Recent moves by countries bounding the coral triangle - Indonesia, Malaysia, the Philippines, Papua New Guinea, Timor Leste and the Solomon Islands - to protect the reefs of Southeast Asia and the Pacific are both timely and laudable
Recent moves by countries bounding the coral triangle - Indonesia, Malaysia, the Philippines, Papua New Guinea, Timor Leste and the Solomon Islands - to protect the reefs of Southeast Asia and the Pacific are both timely and laudable. But they cannot be fully effective without focused help from friends.
Some of the threats to coral have been well characterized by biologists. Warming ocean temperatures cause corals to bleach. The removal of predators through overfishing and habitat loss causes algae and other enemies of coral to flourish. The poking, kicking and chipping away at coral over the years by myriad tourists, resort developers and fishermen is another.
Perhaps the most insidious threat is the one only now being fully appreciated. The acidity of the oceans is rising to levels that could soon start to substantially stunt coral growth - within decades.
Of all the excess carbon dioxide placed into the atmosphere by the burning of fossil fuels, at least a quarter has been absorbed by the oceans. There it is converted into carbonic acid.
This has already increased the acidity of the oceans by a stunning 30 percent over the last 100 years. As this continues, the ability of corals and other marine invertebrates to acquire the calcium carbonate they need for their shells becomes greatly diminished, and eventually impossible.
Some estimates project that the collected effects of acidification, bleaching, disease and human-caused damage could begin to cause coral reefs to deteriorate faster than they can grow by mid-century.
So a localized effort to prevent overfishing, protect endangered species and help the fishing industry plan for the future will help, but in addition, I advocate that the Coral Triangle Initiative (CTI) invests a modest portion of its pooled resources into permanent moorings equipped with carbon dioxide (CO2) sensors to continually monitor the acidity of coral triangle waters over a range of depths.
In California, we plan to launch a network of sensors like these by as soon as this month.
Over the last 20 years, a sparse network of stations scattered throughout tropical oceans have recorded this inexorable increase in average ocean acidity.

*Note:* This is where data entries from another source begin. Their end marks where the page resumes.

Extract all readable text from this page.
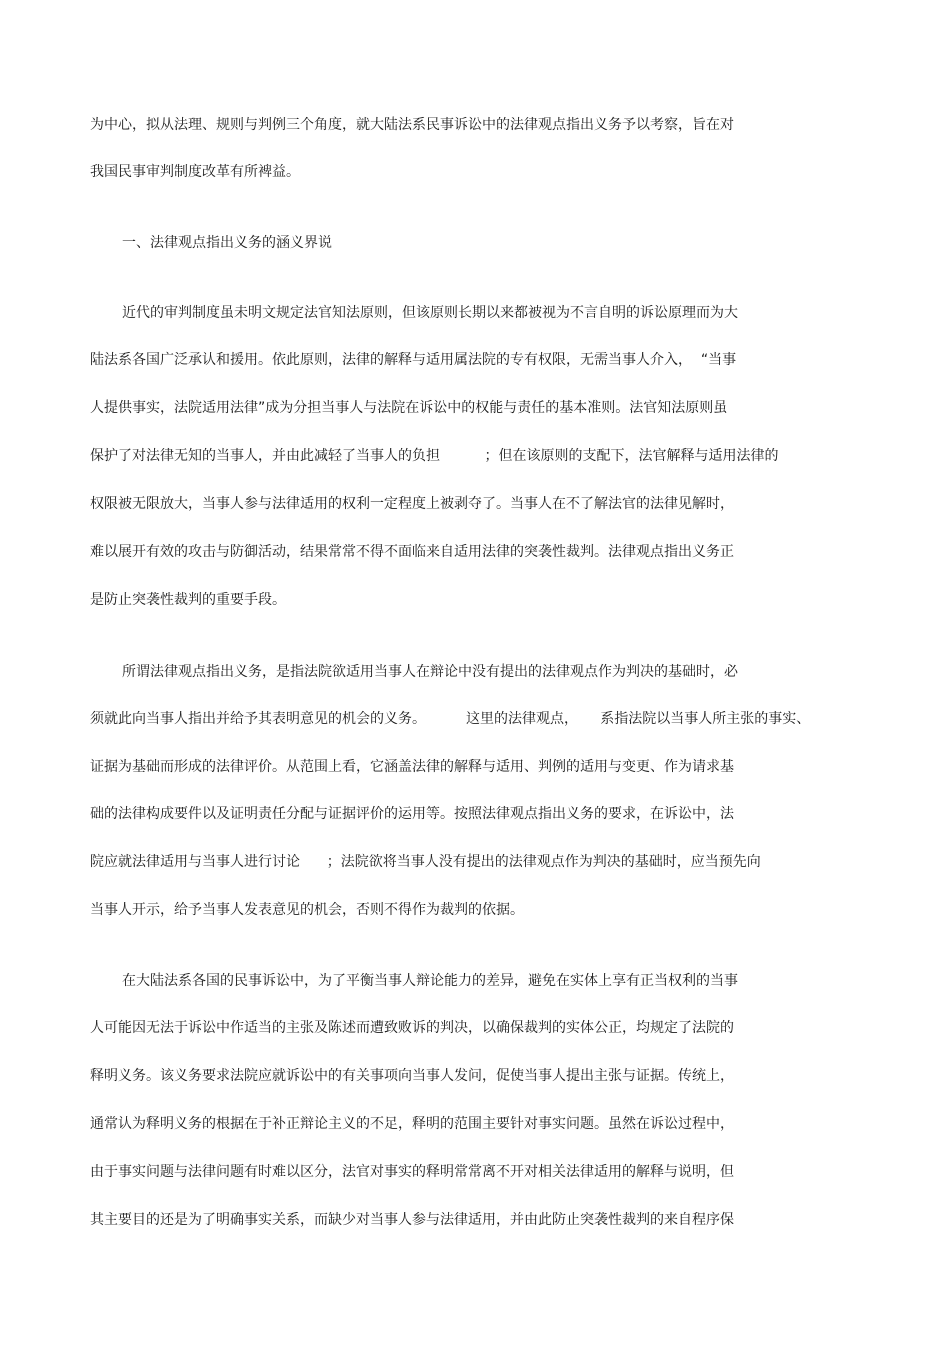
为中心，拟从法理、规则与判例三个角度，就大陆法系民事诉讼中的法律观点指出义务予以考察，旨在对
我国民事审判制度改革有所裨益。
一、法律观点指出义务的涵义界说
近代的审判制度虽未明文规定法官知法原则，但该原则长期以来都被视为不言自明的诉讼原理而为大
陆法系各国广泛承认和援用。依此原则，法律的解释与适用属法院的专有权限，无需当事人介入，  “当事
人提供事实，法院适用法律”成为分担当事人与法院在诉讼中的权能与责任的基本准则。法官知法原则虽
保护了对法律无知的当事人，并由此减轻了当事人的负担          ；但在该原则的支配下，法官解释与适用法律的
权限被无限放大，当事人参与法律适用的权利一定程度上被剥夺了。当事人在不了解法官的法律见解时，
难以展开有效的攻击与防御活动，结果常常不得不面临来自适用法律的突袭性裁判。法律观点指出义务正
是防止突袭性裁判的重要手段。
所谓法律观点指出义务，是指法院欲适用当事人在辩论中没有提出的法律观点作为判决的基础时，必
须就此向当事人指出并给予其表明意见的机会的义务。         这里的法律观点，     系指法院以当事人所主张的事实、
证据为基础而形成的法律评价。从范围上看，它涵盖法律的解释与适用、判例的适用与变更、作为请求基
础的法律构成要件以及证明责任分配与证据评价的运用等。按照法律观点指出义务的要求，在诉讼中，法
院应就法律适用与当事人进行讨论      ；法院欲将当事人没有提出的法律观点作为判决的基础时，应当预先向
当事人开示，给予当事人发表意见的机会，否则不得作为裁判的依据。
在大陆法系各国的民事诉讼中，为了平衡当事人辩论能力的差异，避免在实体上享有正当权利的当事
人可能因无法于诉讼中作适当的主张及陈述而遭致败诉的判决，以确保裁判的实体公正，均规定了法院的
释明义务。该义务要求法院应就诉讼中的有关事项向当事人发问，促使当事人提出主张与证据。传统上，
通常认为释明义务的根据在于补正辩论主义的不足，释明的范围主要针对事实问题。虽然在诉讼过程中，
由于事实问题与法律问题有时难以区分，法官对事实的释明常常离不开对相关法律适用的解释与说明，但
其主要目的还是为了明确事实关系，而缺少对当事人参与法律适用，并由此防止突袭性裁判的来自程序保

Sadly, nothing prepared us for the stunning discovery two years ago by Richard Feely, a researcher with the United States' National Oceanic and Atmospheric Administration (NOAA), that during the summer upwelling season, water so acidic that it is "corrosive" to small calcium carbonate-forming organisms is already found just a few dozen kilometers off the northern coast of California. Off this very coast reside some of America's most commercially important fish populations.
Preserving any individual ocean region is thus ultimately going to require a global effort to save this single, global ocean. The United States and six other top emitters of CO2 - China, the European Union, Russia, India and the collective shipping industry - must do more to acknowledge and mitigate the effects of their emissions on places like the coral triangle.
The only known solution is to stop emitting CO2. Without substantial reduction measures, the success of the CTI will be temporary, only addressing a portion of the hazards faced by coral reefs.
In fact, the threats to coral associated with greenhouse gas increases are the most lasting. The carbon loading that has taken place most intensively in just the last 50 years is triggering ocean acidification and warming trends that will take centuries to reverse.
Solutions to the coral triangle's looming problem must come, then, from outside its boundaries as well as from within. In this sense, we are all neighbors with a local problem on our hands.
Tony Haymet is director of the Scripps Institution of Oceanography at the University of California San Diego. He is also a moderator and panelist at the World Ocean Conference (WOC), which runs from May 11 to 15 in Manado.